Banks’ exposure to the micro and small enterprises segment, at Rs 3.9 lakh crore on August 27, 2021, was up 10% from a year ago. The outstanding bank loans to the medium enterprises segment was only Rs 1.7 lakh crore on the same date. Bankers confirm that had it not been for the ELCGS, the exposure to MSMEs would have been smaller. While the government is bankrolling the ELCGS to some extent, banks have turned wary of borrowers becoming over-leveraged. It is ironic that lenders today are so cautious about small-ticket loans to genuine borrowers when, not so long ago, they were disbursing loans in thousands of crores to large corporate borrowers, clearly without proper appraisal since much of it did not come back.

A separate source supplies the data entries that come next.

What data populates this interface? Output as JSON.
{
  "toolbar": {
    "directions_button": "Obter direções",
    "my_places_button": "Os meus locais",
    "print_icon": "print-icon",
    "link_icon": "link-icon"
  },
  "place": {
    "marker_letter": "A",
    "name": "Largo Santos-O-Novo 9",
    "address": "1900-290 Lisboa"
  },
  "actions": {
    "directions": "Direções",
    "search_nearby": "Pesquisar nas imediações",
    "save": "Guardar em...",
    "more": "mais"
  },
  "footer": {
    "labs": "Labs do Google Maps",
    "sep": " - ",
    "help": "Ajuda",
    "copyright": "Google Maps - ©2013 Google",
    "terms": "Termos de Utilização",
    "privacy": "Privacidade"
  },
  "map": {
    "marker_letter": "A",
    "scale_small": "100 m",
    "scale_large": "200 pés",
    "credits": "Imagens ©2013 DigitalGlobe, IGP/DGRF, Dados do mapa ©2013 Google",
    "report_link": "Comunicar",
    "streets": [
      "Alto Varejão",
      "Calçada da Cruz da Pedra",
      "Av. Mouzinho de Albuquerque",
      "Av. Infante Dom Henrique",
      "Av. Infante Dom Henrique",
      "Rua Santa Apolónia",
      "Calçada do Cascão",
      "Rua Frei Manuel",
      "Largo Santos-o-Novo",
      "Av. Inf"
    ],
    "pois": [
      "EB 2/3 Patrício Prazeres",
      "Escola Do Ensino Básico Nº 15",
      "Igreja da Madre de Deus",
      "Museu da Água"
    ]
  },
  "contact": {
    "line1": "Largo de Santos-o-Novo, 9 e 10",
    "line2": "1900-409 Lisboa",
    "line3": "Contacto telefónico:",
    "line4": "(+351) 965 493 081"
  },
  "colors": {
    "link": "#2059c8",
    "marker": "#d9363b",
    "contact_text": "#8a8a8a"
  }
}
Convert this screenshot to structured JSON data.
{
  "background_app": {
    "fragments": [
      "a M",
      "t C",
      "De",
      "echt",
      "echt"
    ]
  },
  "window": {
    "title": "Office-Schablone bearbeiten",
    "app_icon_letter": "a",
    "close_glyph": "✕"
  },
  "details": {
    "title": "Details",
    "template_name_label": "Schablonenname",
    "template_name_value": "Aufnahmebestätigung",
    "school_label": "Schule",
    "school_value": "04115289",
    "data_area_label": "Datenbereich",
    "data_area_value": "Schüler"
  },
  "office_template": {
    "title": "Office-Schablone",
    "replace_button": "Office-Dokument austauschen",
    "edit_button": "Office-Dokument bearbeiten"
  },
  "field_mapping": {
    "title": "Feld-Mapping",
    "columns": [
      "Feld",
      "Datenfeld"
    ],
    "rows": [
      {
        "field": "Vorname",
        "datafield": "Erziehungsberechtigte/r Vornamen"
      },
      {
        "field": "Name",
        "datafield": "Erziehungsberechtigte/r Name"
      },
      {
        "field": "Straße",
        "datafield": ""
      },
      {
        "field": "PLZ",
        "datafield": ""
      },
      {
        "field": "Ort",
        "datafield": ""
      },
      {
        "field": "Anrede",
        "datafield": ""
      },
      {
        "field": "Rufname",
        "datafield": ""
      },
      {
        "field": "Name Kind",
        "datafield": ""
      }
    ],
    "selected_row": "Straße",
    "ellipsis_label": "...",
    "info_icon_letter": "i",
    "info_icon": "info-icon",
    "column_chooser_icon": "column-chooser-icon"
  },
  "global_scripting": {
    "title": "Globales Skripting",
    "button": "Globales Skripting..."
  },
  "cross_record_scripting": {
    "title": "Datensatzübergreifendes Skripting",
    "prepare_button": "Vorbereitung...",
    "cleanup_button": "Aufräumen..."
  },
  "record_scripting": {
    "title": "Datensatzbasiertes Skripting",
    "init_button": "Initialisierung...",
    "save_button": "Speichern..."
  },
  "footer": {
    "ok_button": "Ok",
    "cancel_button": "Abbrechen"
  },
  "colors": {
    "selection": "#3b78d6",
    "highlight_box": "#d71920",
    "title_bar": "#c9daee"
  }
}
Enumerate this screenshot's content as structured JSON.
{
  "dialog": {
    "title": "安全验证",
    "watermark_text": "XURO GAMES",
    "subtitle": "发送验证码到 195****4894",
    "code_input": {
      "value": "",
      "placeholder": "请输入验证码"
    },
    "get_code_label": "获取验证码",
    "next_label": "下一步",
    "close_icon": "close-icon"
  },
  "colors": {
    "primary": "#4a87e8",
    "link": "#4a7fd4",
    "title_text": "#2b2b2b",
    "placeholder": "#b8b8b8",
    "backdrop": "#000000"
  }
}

Corporate defaulters have left lenders with NPAs running into several lakh-crores of rupees. Yet, today, when most banks are much better capitalised, they are reluctant to lend to small enterprises. Not only has the government infused large sums of capital into state-owned lenders, the provision coverage ratio (PCR) at most banks is more than comfortable.
Crisil said recently it expects stressed loans—NPAs and restructured accounts—in the MSME portfolio to rise to as much as 18% by March 2022. That could be possible. Also, an NPA in one account impacts loans for the customer in other categories too. Nonetheless, even if they need to downgrade all loans of a customer, if one account turns bad, banks should continue to support the relatively stronger enterprises. Any blanket aversion to lending to small units, at this juncture, would hurt the nascent recovery. As is well-known, the informal economy is way bigger than the formal sector and employs many more people; it needs support.
Should the third wave of the pandemic elude us, many of the troubled units can be resuscitated. Banks should utilise the provisions that they have created to help small units. At the end of the day, banks are meant to take calculated risks, not turn their backs on any asset that doesn’t fetch a AAA rating.